Nevertheless, anticytokine therapies are not devoid of side effects; thus, benefits should be carefully weighed against potential harms related to the use of these drugs. Critical adverse events deriving from the use of these drugs (ranging across different biological agents) include infections (including reactivation of latent tuberculosis and hepatitis B), rare demyelinating disorders of the central nervous system, and liver and cardiac injury [95, 96]. Therefore, these aspects need further investigation in future studies.

6. Conclusions

Mounting evidence has recently elucidated some of the immune-mediated mechanisms that drive T2D onset and development. Given the role of interleukin pathways in T2D-related inflammation, different anticytokine agents have been investigated in experimental models of T2D, and clinical trials have been conducted or are underway to assess the effects of these agents on systemic and islet inflammation, beta-cell function, insulin resistance, and overall glucose control.

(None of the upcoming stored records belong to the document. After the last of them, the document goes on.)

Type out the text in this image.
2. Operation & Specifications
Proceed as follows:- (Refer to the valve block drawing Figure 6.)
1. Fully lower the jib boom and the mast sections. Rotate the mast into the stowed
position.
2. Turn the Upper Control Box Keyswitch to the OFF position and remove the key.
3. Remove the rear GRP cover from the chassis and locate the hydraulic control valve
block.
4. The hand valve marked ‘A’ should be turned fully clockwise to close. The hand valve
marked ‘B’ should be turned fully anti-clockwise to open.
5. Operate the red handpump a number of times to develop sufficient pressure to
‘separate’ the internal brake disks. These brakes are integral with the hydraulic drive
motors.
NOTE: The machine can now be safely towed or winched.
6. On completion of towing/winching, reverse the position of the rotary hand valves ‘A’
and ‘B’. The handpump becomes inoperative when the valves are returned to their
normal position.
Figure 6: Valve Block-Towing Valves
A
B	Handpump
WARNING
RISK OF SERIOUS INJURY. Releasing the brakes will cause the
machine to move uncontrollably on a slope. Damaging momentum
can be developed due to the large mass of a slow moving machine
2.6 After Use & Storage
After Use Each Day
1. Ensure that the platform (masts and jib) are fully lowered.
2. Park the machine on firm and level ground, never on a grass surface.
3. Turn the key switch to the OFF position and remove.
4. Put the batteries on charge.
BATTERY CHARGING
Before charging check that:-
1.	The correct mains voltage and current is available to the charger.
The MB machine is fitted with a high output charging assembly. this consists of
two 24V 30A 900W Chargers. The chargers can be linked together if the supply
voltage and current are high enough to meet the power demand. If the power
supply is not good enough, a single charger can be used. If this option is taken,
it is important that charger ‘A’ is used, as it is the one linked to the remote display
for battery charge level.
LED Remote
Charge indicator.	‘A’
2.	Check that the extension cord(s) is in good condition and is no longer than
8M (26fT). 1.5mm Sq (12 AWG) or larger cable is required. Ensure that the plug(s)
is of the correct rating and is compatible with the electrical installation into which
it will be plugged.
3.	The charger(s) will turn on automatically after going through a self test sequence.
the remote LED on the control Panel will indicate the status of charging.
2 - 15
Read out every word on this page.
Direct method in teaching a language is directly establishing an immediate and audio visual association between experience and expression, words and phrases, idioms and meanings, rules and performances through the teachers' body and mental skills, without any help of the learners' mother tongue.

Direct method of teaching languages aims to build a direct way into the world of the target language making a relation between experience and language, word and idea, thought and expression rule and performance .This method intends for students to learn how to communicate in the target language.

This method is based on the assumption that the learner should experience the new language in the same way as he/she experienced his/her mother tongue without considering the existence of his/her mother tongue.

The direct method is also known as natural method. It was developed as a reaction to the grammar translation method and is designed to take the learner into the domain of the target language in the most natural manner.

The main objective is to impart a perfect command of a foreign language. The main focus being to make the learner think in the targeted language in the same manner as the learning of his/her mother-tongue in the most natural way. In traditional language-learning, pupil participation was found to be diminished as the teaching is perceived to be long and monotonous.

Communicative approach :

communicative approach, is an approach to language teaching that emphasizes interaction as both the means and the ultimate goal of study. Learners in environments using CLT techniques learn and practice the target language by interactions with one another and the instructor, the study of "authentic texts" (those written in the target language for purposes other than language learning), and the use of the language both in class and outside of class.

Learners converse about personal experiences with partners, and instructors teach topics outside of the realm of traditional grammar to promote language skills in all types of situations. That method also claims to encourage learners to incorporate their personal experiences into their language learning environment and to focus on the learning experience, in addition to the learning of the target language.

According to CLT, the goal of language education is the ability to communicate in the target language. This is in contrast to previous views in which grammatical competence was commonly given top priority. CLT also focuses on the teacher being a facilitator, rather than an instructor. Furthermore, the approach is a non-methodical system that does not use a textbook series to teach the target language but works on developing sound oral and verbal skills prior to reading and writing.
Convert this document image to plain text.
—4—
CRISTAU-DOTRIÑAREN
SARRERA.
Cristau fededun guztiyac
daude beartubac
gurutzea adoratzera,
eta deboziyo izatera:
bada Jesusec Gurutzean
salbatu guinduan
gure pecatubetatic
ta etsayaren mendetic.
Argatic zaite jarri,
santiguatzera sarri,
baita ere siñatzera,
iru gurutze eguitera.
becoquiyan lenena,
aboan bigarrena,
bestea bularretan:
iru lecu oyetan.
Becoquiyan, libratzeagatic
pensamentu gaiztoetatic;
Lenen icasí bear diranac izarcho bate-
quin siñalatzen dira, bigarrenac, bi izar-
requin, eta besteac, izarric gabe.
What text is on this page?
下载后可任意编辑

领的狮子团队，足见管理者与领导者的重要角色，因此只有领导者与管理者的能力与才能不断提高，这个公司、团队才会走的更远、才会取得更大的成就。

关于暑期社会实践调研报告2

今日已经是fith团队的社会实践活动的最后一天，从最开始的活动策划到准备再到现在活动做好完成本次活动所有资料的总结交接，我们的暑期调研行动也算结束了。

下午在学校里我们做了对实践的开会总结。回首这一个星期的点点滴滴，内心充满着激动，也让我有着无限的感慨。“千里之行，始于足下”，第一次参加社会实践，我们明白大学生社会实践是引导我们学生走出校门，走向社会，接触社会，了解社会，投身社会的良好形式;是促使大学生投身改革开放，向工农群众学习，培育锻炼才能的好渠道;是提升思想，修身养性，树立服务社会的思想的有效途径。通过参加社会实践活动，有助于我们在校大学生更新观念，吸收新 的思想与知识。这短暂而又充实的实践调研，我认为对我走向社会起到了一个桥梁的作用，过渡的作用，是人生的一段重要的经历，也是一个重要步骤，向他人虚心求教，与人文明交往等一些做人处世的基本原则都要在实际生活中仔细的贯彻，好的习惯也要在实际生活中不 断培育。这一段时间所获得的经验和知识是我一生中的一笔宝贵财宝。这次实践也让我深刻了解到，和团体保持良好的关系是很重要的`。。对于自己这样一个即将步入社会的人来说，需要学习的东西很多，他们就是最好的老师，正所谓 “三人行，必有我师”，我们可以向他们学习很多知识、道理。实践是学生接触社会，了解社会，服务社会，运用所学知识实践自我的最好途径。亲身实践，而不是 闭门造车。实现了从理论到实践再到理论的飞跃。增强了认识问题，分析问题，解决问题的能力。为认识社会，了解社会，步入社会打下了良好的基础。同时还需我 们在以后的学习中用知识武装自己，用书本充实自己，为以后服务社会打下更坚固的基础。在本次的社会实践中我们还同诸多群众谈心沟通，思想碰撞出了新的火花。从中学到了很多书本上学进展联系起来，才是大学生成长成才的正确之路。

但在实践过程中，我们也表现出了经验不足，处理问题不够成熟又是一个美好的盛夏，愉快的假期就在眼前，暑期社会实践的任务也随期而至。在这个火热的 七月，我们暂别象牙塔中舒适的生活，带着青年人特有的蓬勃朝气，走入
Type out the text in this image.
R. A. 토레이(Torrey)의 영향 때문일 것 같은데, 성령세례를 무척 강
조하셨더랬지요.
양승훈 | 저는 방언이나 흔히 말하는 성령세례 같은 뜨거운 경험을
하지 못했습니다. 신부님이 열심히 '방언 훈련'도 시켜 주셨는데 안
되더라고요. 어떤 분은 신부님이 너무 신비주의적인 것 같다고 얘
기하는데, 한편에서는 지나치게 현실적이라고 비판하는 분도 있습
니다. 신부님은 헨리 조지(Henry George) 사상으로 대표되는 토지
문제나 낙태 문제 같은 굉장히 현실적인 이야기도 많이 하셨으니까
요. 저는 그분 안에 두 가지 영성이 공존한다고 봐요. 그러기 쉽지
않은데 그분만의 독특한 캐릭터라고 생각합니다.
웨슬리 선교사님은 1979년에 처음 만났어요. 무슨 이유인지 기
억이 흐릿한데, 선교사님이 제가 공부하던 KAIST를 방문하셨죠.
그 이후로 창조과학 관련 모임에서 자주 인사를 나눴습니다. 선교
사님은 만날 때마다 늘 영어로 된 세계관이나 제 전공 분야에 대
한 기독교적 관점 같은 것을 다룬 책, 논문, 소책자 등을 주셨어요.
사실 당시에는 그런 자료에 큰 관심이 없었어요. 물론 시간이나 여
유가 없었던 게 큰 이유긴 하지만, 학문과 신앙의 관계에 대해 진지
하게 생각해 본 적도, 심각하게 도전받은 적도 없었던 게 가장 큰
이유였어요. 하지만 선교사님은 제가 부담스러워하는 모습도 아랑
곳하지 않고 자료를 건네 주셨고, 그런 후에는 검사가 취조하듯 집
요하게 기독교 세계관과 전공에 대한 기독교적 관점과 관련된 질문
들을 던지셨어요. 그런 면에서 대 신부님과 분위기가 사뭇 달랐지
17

Targeting chronic low-grade inflammation may provide a rationale for the use of anticytokine agents and DMARDs for prevention and/or treatment of T2D and its related microvascular and macrovascular complications, which are inflammatory-driven processes finely tuned by the cytokine crosstalk. Indeed, an increasing number of preclinical and clinical investigations support the “inflammation theory” in T2D. However, there is a need for prospective long-term investigations of these drugs in diabetic patients, which are warranted particularly to address the potential safety issues deriving from their long-term use.

Conflicts of Interest

The authors declare that there is no conflict of interest regarding the publication of this paper.